Like your clients need an advisor, you likely need a partner to make this happen.
Enter Adam Clark. Adam is a friend of mine who I’ve known for a decade.
Adam and I have a lot in common, only he’s far more talented at actually making content excellent. As a Grammy-nominated musician and a seasoned producer, Adam has worked with A-list celebrities and Fortune 100 brands to help produce quality content at scale.
A few years ago, I introduced Adam to the Desert, which is advisor and financial services marketing. Adam and his team were able to help my company and a number of my friends, like Buckingham, Lifeyield, and Orion, to build quality, consistent content distributed across all relevant channels.
Often this content starts as a podcast, but because it’s recorded in 4k video and high-definition audio, this content and the related transcript, notes, and all the available social media versions of that content allows your company to scale truly.
Once firms get everything set up with Adam and his team, you can hit record, and his team turns that content into an array of content for your firm — all in conjunction with your compliance approval process so that you don’t have to worry about the back and forth gridlock that standard compliance can cause.
One recording of a critical idea that you work to solve with a client becomes cornerstone content that can increase your SEO footprint, provide you with rich social media content, a quality video that can help you be found both on Google and Youtube, and an email newsletter that can go out to your clients, COI’s and prospects.
Because your content is published as a podcast, you can have a relevant presence on all major podcast players and create a great opportunity to reach new audiences interested in your perspective, expertise, and the key topics you discuss.
You can take this even further.
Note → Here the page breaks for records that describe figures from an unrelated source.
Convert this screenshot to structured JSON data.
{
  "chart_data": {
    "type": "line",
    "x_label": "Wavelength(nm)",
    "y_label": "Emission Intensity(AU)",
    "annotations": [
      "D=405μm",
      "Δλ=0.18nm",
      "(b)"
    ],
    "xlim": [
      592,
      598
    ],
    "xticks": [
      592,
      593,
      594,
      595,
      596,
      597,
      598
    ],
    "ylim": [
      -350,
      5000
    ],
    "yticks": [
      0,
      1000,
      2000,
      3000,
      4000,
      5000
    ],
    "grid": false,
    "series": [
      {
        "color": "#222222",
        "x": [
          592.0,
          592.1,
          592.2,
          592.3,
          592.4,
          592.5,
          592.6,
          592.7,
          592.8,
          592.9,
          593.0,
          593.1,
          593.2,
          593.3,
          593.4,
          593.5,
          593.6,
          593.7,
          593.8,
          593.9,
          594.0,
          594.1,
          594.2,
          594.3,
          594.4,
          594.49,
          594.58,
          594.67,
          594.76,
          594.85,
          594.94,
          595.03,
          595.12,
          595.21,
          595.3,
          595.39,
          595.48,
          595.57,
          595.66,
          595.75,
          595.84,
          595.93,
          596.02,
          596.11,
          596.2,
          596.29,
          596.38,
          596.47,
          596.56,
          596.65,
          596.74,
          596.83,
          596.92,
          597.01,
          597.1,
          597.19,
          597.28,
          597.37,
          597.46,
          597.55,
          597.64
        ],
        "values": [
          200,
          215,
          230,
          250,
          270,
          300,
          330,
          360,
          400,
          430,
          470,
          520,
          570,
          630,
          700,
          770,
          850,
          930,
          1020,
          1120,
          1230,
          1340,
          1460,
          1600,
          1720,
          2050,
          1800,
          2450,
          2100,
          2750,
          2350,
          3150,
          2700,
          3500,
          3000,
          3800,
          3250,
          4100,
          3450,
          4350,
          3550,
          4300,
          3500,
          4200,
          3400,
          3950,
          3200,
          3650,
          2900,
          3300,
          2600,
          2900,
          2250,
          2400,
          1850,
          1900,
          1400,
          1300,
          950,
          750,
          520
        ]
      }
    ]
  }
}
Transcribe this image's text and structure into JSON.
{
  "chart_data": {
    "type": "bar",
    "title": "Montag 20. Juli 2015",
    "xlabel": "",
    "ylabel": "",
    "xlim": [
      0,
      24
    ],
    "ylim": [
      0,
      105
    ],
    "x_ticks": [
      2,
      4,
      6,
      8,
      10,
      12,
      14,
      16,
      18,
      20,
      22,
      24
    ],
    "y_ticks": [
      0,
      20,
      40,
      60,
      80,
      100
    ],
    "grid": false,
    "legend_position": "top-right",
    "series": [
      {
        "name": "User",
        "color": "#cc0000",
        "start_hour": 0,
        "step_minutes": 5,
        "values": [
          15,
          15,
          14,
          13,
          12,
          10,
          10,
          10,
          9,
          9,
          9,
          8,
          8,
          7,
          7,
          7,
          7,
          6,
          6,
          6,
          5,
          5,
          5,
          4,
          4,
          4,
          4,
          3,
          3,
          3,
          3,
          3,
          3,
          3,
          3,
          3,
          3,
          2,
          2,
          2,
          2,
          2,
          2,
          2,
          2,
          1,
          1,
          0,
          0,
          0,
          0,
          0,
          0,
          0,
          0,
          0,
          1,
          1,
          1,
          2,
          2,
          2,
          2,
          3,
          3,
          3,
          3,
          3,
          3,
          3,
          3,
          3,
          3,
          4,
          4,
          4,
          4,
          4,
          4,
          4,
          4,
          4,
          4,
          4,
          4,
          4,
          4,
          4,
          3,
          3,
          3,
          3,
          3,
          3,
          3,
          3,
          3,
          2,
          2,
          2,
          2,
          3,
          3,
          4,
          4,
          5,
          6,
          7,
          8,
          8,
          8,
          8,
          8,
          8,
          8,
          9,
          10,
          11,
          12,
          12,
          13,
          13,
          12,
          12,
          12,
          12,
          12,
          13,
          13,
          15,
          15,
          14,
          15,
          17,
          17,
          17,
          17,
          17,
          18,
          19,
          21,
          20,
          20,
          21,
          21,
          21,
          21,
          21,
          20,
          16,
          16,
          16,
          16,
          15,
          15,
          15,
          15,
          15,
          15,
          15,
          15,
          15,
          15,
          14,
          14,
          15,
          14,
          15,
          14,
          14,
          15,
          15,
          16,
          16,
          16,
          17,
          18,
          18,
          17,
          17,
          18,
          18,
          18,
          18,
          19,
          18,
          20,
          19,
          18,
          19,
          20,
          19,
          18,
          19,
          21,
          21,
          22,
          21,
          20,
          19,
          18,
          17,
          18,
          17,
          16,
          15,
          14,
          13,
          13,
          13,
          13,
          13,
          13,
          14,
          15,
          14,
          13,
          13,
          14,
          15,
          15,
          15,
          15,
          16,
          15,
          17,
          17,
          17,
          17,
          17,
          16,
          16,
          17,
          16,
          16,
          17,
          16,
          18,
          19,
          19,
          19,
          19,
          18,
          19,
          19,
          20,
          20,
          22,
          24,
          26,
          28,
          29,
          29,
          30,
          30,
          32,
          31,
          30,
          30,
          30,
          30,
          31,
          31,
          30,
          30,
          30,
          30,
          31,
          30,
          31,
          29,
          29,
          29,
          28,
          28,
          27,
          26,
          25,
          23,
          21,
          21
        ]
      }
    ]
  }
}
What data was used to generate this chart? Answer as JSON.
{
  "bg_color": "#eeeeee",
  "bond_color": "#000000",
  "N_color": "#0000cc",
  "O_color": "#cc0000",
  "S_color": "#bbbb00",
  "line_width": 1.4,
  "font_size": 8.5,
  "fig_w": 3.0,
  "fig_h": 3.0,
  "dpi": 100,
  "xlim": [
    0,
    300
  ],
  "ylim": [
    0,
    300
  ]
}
Let’s say you record content around a specific idea that matters to your clients. Examples:
The steps to take with your retirement planning to be able to live outside of the US
The often overlooked tax considerations that you need to know as you plan your retirement
The critical mistakes business owners make when they sell their company
Record these as a series of content, and you can now wrap them up into a tangible guide that someone can access in exchange for their information.
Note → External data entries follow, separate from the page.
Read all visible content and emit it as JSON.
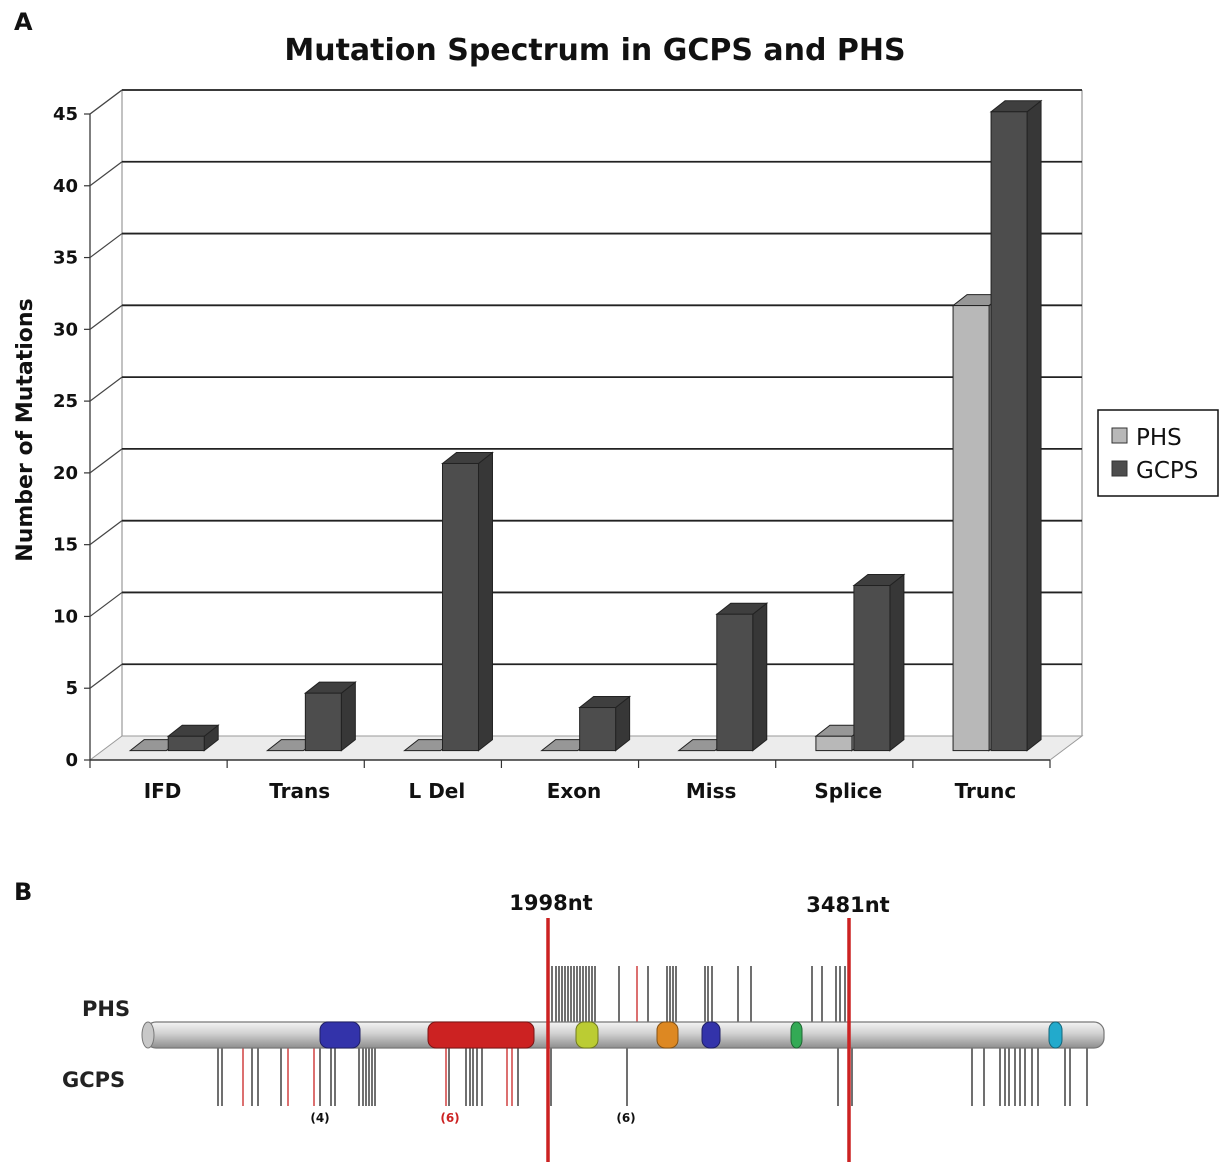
{
  "panel_a_label": "A",
  "panel_b_label": "B",
  "chart_data": {
    "type": "bar",
    "title": "Mutation Spectrum in GCPS and PHS",
    "ylabel": "Number of Mutations",
    "xlabel": "",
    "ylim": [
      0,
      45
    ],
    "yticks": [
      0,
      5,
      10,
      15,
      20,
      25,
      30,
      35,
      40,
      45
    ],
    "grid": true,
    "legend_position": "right",
    "categories": [
      "IFD",
      "Trans",
      "L Del",
      "Exon",
      "Miss",
      "Splice",
      "Trunc"
    ],
    "series": [
      {
        "name": "PHS",
        "values": [
          0,
          0,
          0,
          0,
          0,
          1,
          31
        ],
        "color": "#b8b8b8"
      },
      {
        "name": "GCPS",
        "values": [
          1,
          4,
          20,
          3,
          9.5,
          11.5,
          44.5
        ],
        "color": "#4d4d4d"
      }
    ]
  },
  "gene_map": {
    "track_labels": {
      "phs": "PHS",
      "gcps": "GCPS"
    },
    "markers": [
      {
        "label": "1998nt",
        "color": "#cc2222"
      },
      {
        "label": "3481nt",
        "color": "#cc2222"
      }
    ],
    "counts": [
      {
        "text": "(4)",
        "color": "#111111"
      },
      {
        "text": "(6)",
        "color": "#cc2222"
      },
      {
        "text": "(6)",
        "color": "#111111"
      }
    ],
    "domain_colors": [
      "#3333aa",
      "#cc2222",
      "#bbcc33",
      "#dd8822",
      "#3333aa",
      "#33aa55",
      "#22aacc"
    ]
  }
}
In an industry that spends less than 3% of gross revenue on marketing, it is more important than ever to begin creating your content.
So what does this have to do with Milemarker? Marketing is one of the most essential parts of your data and analytics. If you are looking to create a proper flywheel to drive your activity, you have to take the data around your marketing seriously.
It is easy to go off the path here and overspend on time-consuming solutions that delay your ability to get to work and start measuring.
Question:
What are you doing today for your content?
How are you planning to increase your measurable content this Summer?
Highways and Byways. Quick Takes on Industry News.
Milemarker Gets a Fresh Coat of Paint
The team at Milemarker has been hard at work updating its marketing and web. This week a new website was launched to communicate better the mission and how the company is working to transform and grow wealth management firms.
Thanks to the team for the great work – we are stoked to keep building something genuinely excellent. 🎉
Advisor Group No More. Meet Osaic.
With all the consolidation of broker-dealers and advisors and their related tech and systems, you inherit so many things and cultures competing with one another passively and sometimes actively.
Creating a unified brand helps you get everyone and now everything on the same page. While I’m sure this is just the beginning of the process, I wish them the best as they get everyone singing from the same music sheet.
A major immediate challenge will be the SEO with every company that calls itself Mosaic.